Bits of ME
I see myself in the garden, legs and little arms in motion strongly holding a small hoe fit for my energy. I am digging and clearing the wildly grown weeds amidst the banana plantations.
I am wearing a used dark blue blouse (easily relatable to my comfort), and the tired flowery brown skirt revealing three small holes-punched in by old usage.
Once upon a time, it was my stay home favorite cloth that is now reduced to a garden outfit with recollections of my past.
As I brush sweat from my brow, my memory slips back in the day: the digging figure of my mum from a distance, in her wake- her children, unable to keep pace like a robot machine, she would clear the raging bushes.
Often time, drooling over our mother’s masterly with a hoe, we would compare it to a well swept compound revealing every detail on earth’s floor.

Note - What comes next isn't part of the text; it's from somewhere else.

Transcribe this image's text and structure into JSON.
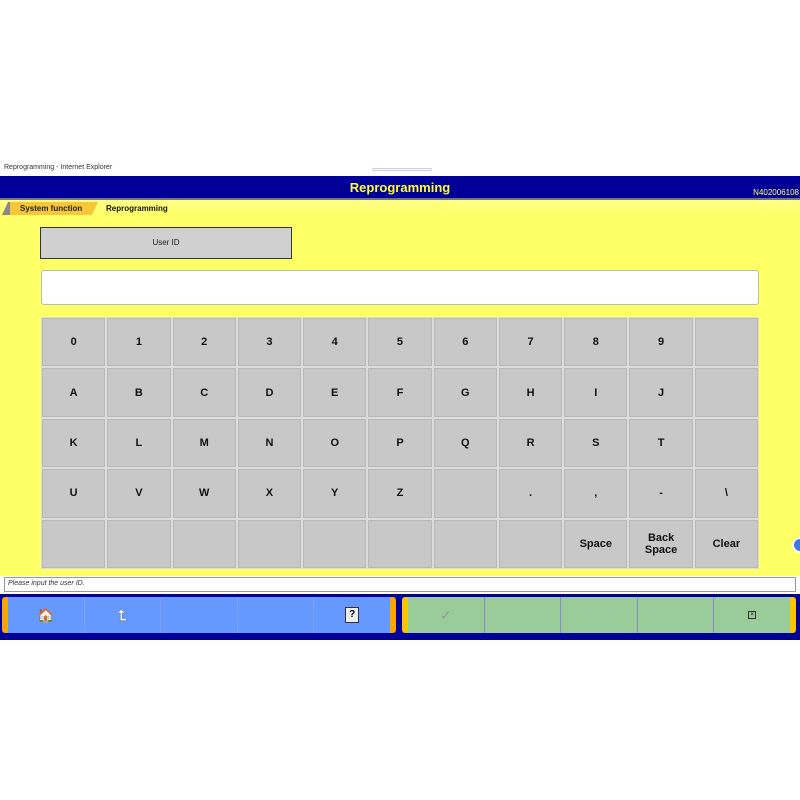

Prowling on the heels of my mother, my sister Liz and I, would chuckle at each other’s tales- typical child mischief on puberty; after all we were between 10-14 years of age.
By age of five, every member of my household would hold a hoe or imitate to. With time, a hoe in hand and in the rhythm, the rest in history.
Notwithstanding the household chores’ it was all part of the unwritten house rules. I recall how I would sigh when it wasn’t my cooking turn, yet unmindful mopping, sweeping, etc. was a covenant.
Let me speak to you directly.
I am looking at how you would cringe when your visiting child narrates to you housekeeping treat s/he interfaced at my residence!’
Child labour! Child labour! Is cringing in your mind
It was a way of life IF not the ONLY WAY to some back then.
Bits of YOU
Introducing children to household chores is relative to the nature of the chore, and age.
As Connie Musisi, a career development consultant relates, I wouldn’t expect a three-year-old to start washing their clothes. The ideal age is about 4 to 5 as they start school. But the initiations into work should be guided by the nature of the chore, health of the child and the growth trends.
Channeling back to you, at function a while back, this boy I suspect must have been in his mid-teen years, broke into a loud cry that disrupted the function and everyone was concerned.
His father ran to the rescue as many of us thought the worst had occurred.
On asking what the matter was, the boy cried out, “I was playing then my shoe laces let loose, I am asking ‘aunt’ to tie them but she has refused.”
The MC at the function sarcastically said, “banange abazadde, muyigirize abaana bamwe okusiba obuguwa bwengatto kubanga tuswala…naye temukoma kwekyo” (parents teach your children to tie their shoe laces, it’s shameful but don’t stop at that alone).
The message therein was deep and left many of us in conversation on child upbringing.
The father had knelt before the fourteen-year-old, tied the shoe laces with fingers pointing and rage directed at the maid for causing this unspeakable terror on his ‘little boy’.
Returning to his seat, he’d blurted, “these maids are irritants.”
Having domestic assistants/maids is a trend and at times inevitable.
Yet it has yielded a generation of children that cannot do basic chores.
If you were brought up in a work friendly system that explains your success and decent way of life today, why not wish it for your children?
Why would a university student, with a weekend to themselves surrender their clothes to a laundry outlet?
Musisi wonders how casual acts like making the bed, ironing, preparing meals, are a pain for many children today for the reason “No one taught me,” the answer when you probe.
“Times have changed”, is a common excuse by many parents to withdraw their offspring from domestic skills.
Yes, the caretaker syndrome is unavoidable in the present day and age. But leaving all the work to the maid can be a doubled edged sword.
“Parents need to embrace co-parenting with caretakers,” Musisi advises.
While some caretakers are more advanced than parents in age and experience, others may be poor role models, so the idea of co-parenting makes sense.
So, love your child some more with some household assignment (not a punishment as you put), the wailing ones will THANK YOU in future, like I do with my parents…ULALA!